İki ülke de nükleer güce sahip. Bölgede patlak verecek yeni bir
savaş demek milyonlarca insanın hayatını kaybedeceği bir çılgınlık
demek.
Sıkıntının, krizin görünen nedeni Keşmir ama elbette tek neden
bu değil, Pakistan’ın yeni İpek Yolu projesi üzerinden Çin
ilişkileri hem ABD ve hem de Rusya açısından bir sıkıntı.

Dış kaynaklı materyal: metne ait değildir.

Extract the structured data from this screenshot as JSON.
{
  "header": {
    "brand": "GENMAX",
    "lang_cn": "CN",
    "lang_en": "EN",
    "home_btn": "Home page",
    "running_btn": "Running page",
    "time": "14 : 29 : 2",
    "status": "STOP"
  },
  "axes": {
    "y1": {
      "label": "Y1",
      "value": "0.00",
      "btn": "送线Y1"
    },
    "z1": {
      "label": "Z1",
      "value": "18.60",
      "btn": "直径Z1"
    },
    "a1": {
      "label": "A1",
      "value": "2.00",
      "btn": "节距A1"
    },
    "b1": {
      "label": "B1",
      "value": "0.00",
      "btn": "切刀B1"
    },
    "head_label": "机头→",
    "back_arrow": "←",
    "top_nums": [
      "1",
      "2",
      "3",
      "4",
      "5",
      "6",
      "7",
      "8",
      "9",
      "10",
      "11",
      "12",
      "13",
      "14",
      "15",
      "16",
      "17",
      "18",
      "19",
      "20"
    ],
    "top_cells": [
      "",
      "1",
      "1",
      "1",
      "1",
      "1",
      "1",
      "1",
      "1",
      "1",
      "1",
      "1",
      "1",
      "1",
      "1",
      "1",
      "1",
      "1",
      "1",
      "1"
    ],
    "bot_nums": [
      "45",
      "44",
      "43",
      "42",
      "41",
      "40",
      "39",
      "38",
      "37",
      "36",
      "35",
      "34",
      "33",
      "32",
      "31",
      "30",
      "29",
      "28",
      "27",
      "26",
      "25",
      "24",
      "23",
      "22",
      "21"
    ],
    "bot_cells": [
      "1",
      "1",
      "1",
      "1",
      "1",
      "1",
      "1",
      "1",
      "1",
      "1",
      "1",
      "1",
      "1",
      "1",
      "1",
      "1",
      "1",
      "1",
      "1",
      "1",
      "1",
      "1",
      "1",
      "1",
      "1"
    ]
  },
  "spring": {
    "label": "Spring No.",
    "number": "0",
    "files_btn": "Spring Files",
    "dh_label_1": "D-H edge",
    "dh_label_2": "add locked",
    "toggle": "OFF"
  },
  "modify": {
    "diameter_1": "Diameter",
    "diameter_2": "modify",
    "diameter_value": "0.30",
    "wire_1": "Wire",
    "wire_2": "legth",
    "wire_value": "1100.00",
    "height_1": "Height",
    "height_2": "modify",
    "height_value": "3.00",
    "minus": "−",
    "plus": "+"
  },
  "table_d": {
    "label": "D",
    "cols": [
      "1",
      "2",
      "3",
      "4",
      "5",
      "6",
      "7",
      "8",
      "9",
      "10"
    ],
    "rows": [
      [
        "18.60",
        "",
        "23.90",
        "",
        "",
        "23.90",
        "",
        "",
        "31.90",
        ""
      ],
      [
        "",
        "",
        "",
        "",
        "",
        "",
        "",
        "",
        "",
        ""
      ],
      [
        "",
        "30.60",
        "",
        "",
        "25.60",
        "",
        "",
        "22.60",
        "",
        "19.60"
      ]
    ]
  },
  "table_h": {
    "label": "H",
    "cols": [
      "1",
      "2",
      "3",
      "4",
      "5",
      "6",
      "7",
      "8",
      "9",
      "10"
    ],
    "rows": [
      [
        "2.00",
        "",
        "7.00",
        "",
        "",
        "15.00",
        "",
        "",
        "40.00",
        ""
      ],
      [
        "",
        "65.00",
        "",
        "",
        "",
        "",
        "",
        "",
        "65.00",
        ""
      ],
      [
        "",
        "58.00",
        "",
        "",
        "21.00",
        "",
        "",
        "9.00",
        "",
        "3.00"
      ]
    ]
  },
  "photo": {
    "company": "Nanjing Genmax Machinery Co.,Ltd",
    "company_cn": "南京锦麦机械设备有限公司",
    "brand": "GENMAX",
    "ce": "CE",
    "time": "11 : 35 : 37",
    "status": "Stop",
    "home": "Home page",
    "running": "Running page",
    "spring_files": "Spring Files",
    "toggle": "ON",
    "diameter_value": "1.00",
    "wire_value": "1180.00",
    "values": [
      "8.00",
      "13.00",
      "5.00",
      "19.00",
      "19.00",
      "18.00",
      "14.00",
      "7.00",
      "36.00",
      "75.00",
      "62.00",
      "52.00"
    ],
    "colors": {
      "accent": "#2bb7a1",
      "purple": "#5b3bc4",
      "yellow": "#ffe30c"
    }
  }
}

Dolayısıyla her iki ülke de perde gerisinden Hindistan’ı
destekliyor.
Çin ile Pakistan’ın son yıllarda gittikçe gelişen ilişkileri
Pakistan’ın içinde yer aldığı bölgede ABD için endişe yaratacak bir
içeriğe sahip. Çin’in Pakistan ile dostluğu, Pakistan’ı ABD
karşısında güçlü bir konuma sokuyor. ABD’yle ticaret savaşı
içindeki Çin’in Pakistan’la güçlü ilişkiler kurması aynı zamanda
güçlü bir pazar kazanması demek. Çünkü dünyanın yedinci
nükleer güçü olarak Pakistan, Çin gibi bir dev ile de iyi
ilişkileri sayesinde ABD için kolay lokma değil artık.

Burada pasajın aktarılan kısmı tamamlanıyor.